Minimalist punk strikes a chord
The prototypical punk bank worked with three chords, but Wire dispensed with two of them. Stripped down to the point where marginal instrumental skill and conceptual art converged, their first album, Pink Flag, cast a chill on Sex Pistols fans in late 1977, replacing spittle-flecked fury with frosty disdain.
The prototypical punk bank worked with three chords, but Wire dispensed with two of them.
Stripped down to the point where marginal instrumental skill and conceptual art converged, their first album, Pink Flag, cast a chill on Sex Pistols fans in late 1977, replacing spittle-flecked fury with frosty disdain.
Wire's music grew more layered and less organic on subsequent albums, and the band members drifted apart during the 1990s. But they reemerged at the turn of the millennium, newly dedicated to guitar-based minimalism.
"Our Time," which opened the band's show Friday night at Johnny Brenda's, is based around a single, driving chord, which singer Colin Newman embellished with a guitar solo consisting of exactly two notes.
Wire's determination not to revisit early material was once so steadfast that the members brought a tribute band on tour to head off requests. That stance has softened (the set included four songs from Pink Flag alone), but woe to the fans who think they can alter the band's set list.

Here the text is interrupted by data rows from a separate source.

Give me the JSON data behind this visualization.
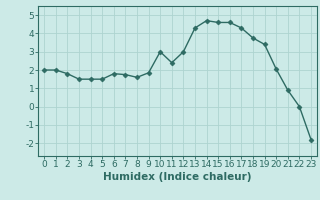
{
  "x": [
    0,
    1,
    2,
    3,
    4,
    5,
    6,
    7,
    8,
    9,
    10,
    11,
    12,
    13,
    14,
    15,
    16,
    17,
    18,
    19,
    20,
    21,
    22,
    23
  ],
  "y": [
    2.0,
    2.0,
    1.8,
    1.5,
    1.5,
    1.5,
    1.8,
    1.75,
    1.6,
    1.85,
    3.0,
    2.4,
    3.0,
    4.3,
    4.7,
    4.6,
    4.6,
    4.3,
    3.75,
    3.4,
    2.05,
    0.9,
    0.0,
    -1.8
  ],
  "line_color": "#2e6b63",
  "marker": "D",
  "marker_size": 2.5,
  "bg_color": "#cceae7",
  "grid_color": "#aed4d0",
  "xlabel": "Humidex (Indice chaleur)",
  "xlim": [
    -0.5,
    23.5
  ],
  "ylim": [
    -2.7,
    5.5
  ],
  "yticks": [
    -2,
    -1,
    0,
    1,
    2,
    3,
    4,
    5
  ],
  "xticks": [
    0,
    1,
    2,
    3,
    4,
    5,
    6,
    7,
    8,
    9,
    10,
    11,
    12,
    13,
    14,
    15,
    16,
    17,
    18,
    19,
    20,
    21,
    22,
    23
  ],
  "tick_fontsize": 6.5,
  "xlabel_fontsize": 7.5
}
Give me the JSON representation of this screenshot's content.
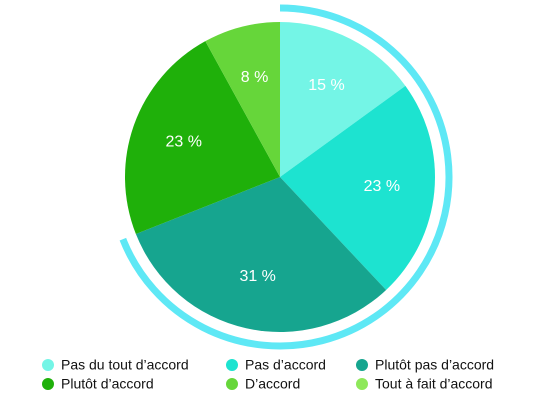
{
  "chart_data": {
    "type": "pie",
    "categories": [
      "Pas du tout d’accord",
      "Pas d’accord",
      "Plutôt pas d’accord",
      "Plutôt d’accord",
      "D’accord",
      "Tout à fait d’accord"
    ],
    "values": [
      15,
      23,
      31,
      23,
      8,
      0
    ],
    "value_labels": [
      "15 %",
      "23 %",
      "31 %",
      "23 %",
      "8 %",
      null
    ],
    "colors": [
      "#74f5e6",
      "#1de3d0",
      "#16a58f",
      "#1fb00a",
      "#66d63a",
      "#8ee85a"
    ]
  }
}
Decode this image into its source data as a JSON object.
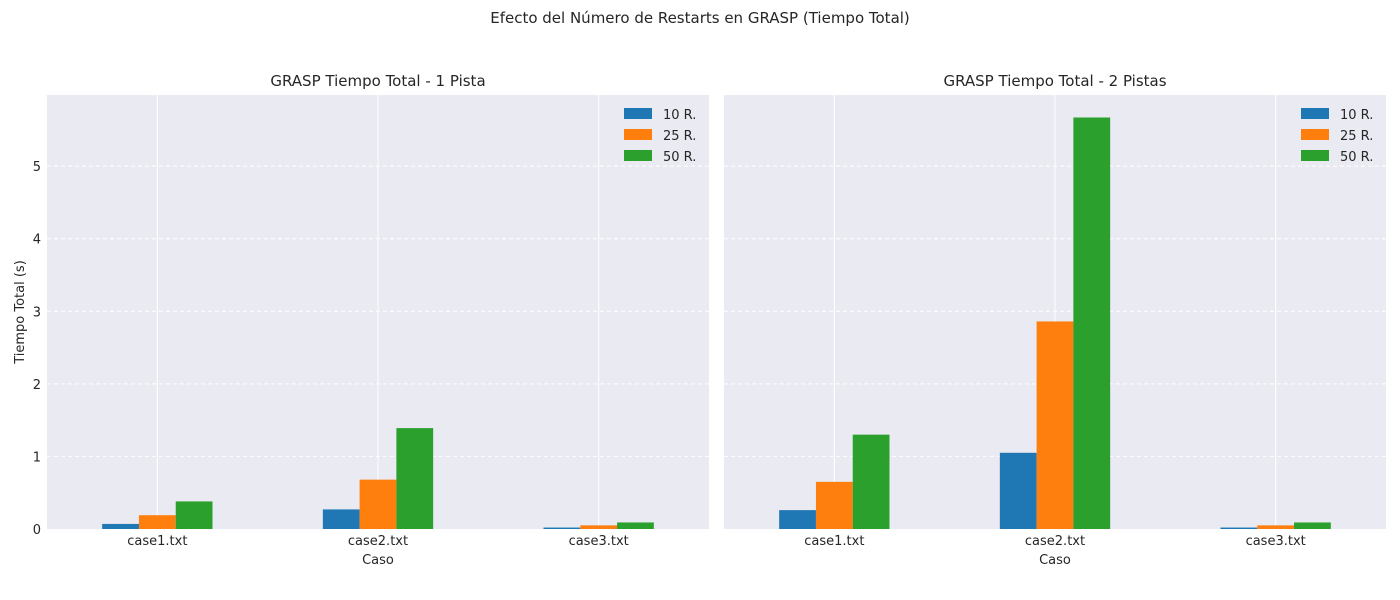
{
  "suptitle": "Efecto del Número de Restarts en GRASP (Tiempo Total)",
  "colors": {
    "10 R.": "#1f77b4",
    "25 R.": "#ff7f0e",
    "50 R.": "#2ca02c",
    "plot_bg": "#eaeaf2"
  },
  "chart_data": [
    {
      "type": "bar",
      "title": "GRASP Tiempo Total - 1 Pista",
      "xlabel": "Caso",
      "ylabel": "Tiempo Total (s)",
      "categories": [
        "case1.txt",
        "case2.txt",
        "case3.txt"
      ],
      "yticks": [
        0,
        1,
        2,
        3,
        4,
        5
      ],
      "ylim": [
        0,
        5.98
      ],
      "grid": true,
      "legend_position": "top-right",
      "series": [
        {
          "name": "10 R.",
          "color": "#1f77b4",
          "values": [
            0.07,
            0.27,
            0.02
          ]
        },
        {
          "name": "25 R.",
          "color": "#ff7f0e",
          "values": [
            0.19,
            0.68,
            0.05
          ]
        },
        {
          "name": "50 R.",
          "color": "#2ca02c",
          "values": [
            0.38,
            1.39,
            0.09
          ]
        }
      ]
    },
    {
      "type": "bar",
      "title": "GRASP Tiempo Total - 2 Pistas",
      "xlabel": "Caso",
      "ylabel": "",
      "categories": [
        "case1.txt",
        "case2.txt",
        "case3.txt"
      ],
      "yticks": [],
      "ylim": [
        0,
        5.98
      ],
      "grid": true,
      "legend_position": "top-right",
      "series": [
        {
          "name": "10 R.",
          "color": "#1f77b4",
          "values": [
            0.26,
            1.05,
            0.02
          ]
        },
        {
          "name": "25 R.",
          "color": "#ff7f0e",
          "values": [
            0.65,
            2.86,
            0.05
          ]
        },
        {
          "name": "50 R.",
          "color": "#2ca02c",
          "values": [
            1.3,
            5.67,
            0.09
          ]
        }
      ]
    }
  ]
}
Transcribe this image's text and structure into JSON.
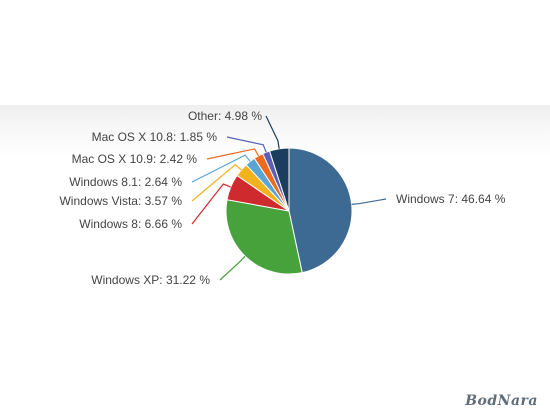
{
  "chart_data": {
    "type": "pie",
    "title": "",
    "slices": [
      {
        "name": "Windows 7",
        "value": 46.64,
        "label": "Windows 7: 46.64 %",
        "color": "#3d6a92"
      },
      {
        "name": "Windows XP",
        "value": 31.22,
        "label": "Windows XP: 31.22 %",
        "color": "#48a23c"
      },
      {
        "name": "Windows 8",
        "value": 6.66,
        "label": "Windows 8: 6.66 %",
        "color": "#cf2a2d"
      },
      {
        "name": "Windows Vista",
        "value": 3.57,
        "label": "Windows Vista: 3.57 %",
        "color": "#f2b21e"
      },
      {
        "name": "Windows 8.1",
        "value": 2.64,
        "label": "Windows 8.1: 2.64 %",
        "color": "#5aa5d4"
      },
      {
        "name": "Mac OS X 10.9",
        "value": 2.42,
        "label": "Mac OS X 10.9: 2.42 %",
        "color": "#ee6a1f"
      },
      {
        "name": "Mac OS X 10.8",
        "value": 1.85,
        "label": "Mac OS X 10.8: 1.85 %",
        "color": "#5b5fb6"
      },
      {
        "name": "Other",
        "value": 4.98,
        "label": "Other: 4.98 %",
        "color": "#1b3d5e"
      }
    ]
  },
  "watermark": "BodNara"
}
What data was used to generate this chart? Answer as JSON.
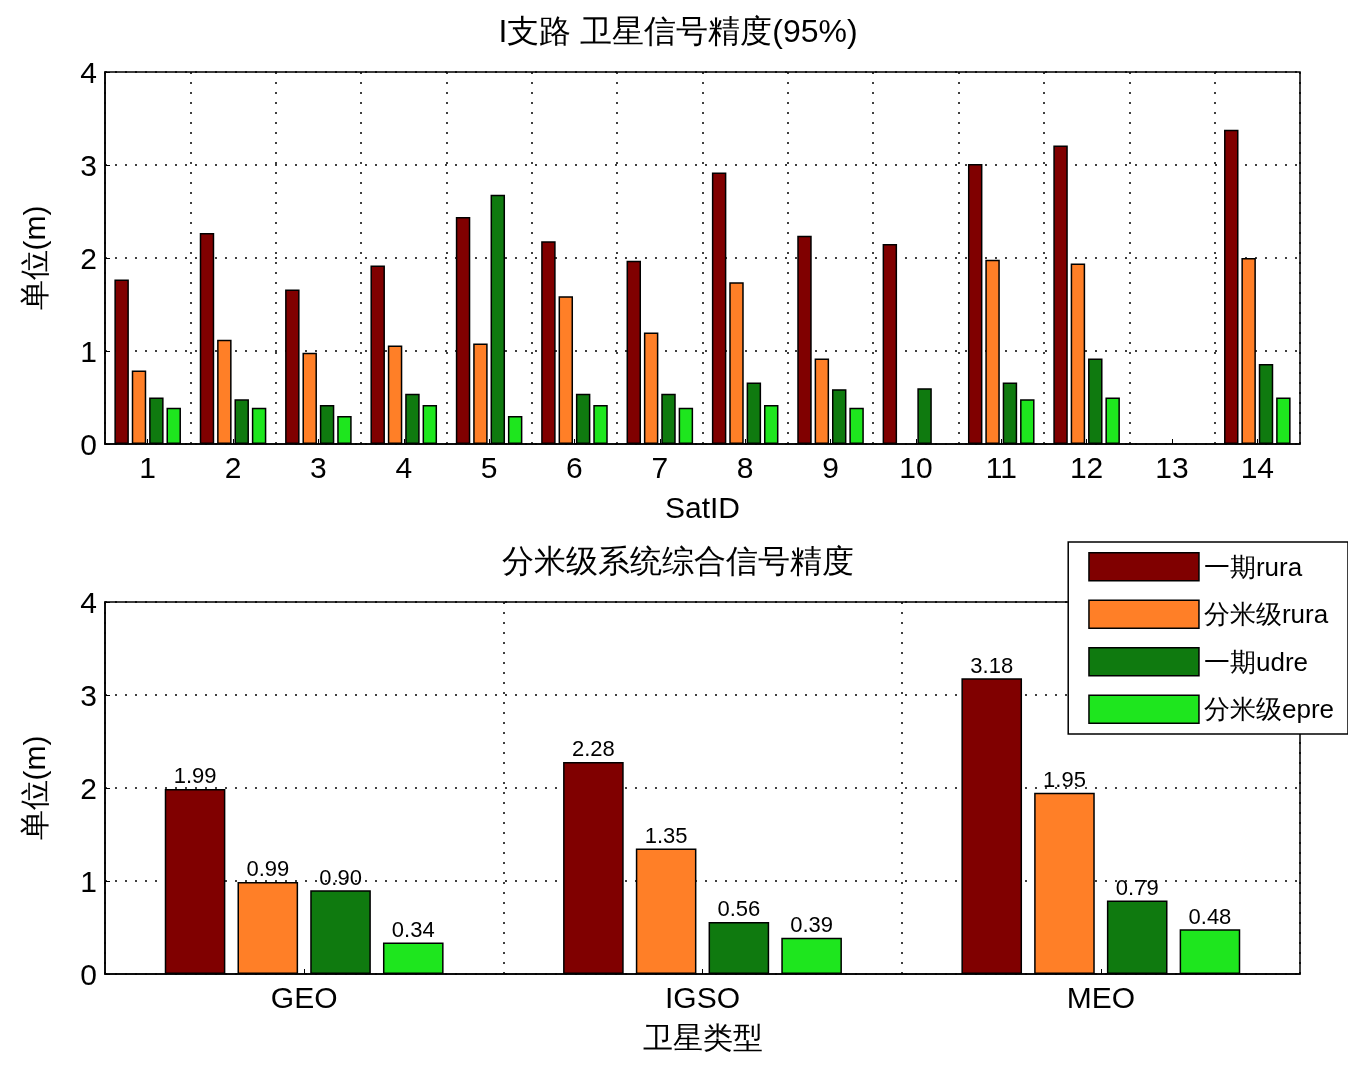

Bassist Graham Lewis, whose tight black shirt showed off an imposingly muscled torso, quashed a fan's persistent request with an obscene variation on "Excuse me."
"I judge that was a fair substitute," he drawled after finishing "The 15th."
Object 47, Wire's first album in five years, is the band's first without guitarist Bruce Gilbert, and it lacks some of its predecessor's punch. But Gilbert's absence was more than compensated for by Margaret Fiedler McGinnis, who added subtle coloration and raw power to the band's attack.
On "Silk Skin Paws," a Lewis composition about bankers jumping to their deaths, her crisp downward strokes suggested the tolling of church bells, or the thwack of bodies hitting the pavement. The song's attack on the financial wizards behind the 1987 stock market crash needed little updating to fit current events. Quipped Lewis: "It feels nostalgic."
Anchored by Robert Grey's precise, skeletal drumming, songs like "Comet" hurtled ahead at breakneck pace before slamming into a brick wall, cutting off as abruptly as they began.
In their focus and aggression, Wire's early songs prefigured American hard core, but their anger is abstracted, not visceral, which relieves the band of the obligation to act out a 20-year-old's rage with a 50-year-old's body.
Still searching for relief, the members flail away at that single chord, waiting for the world to change keys.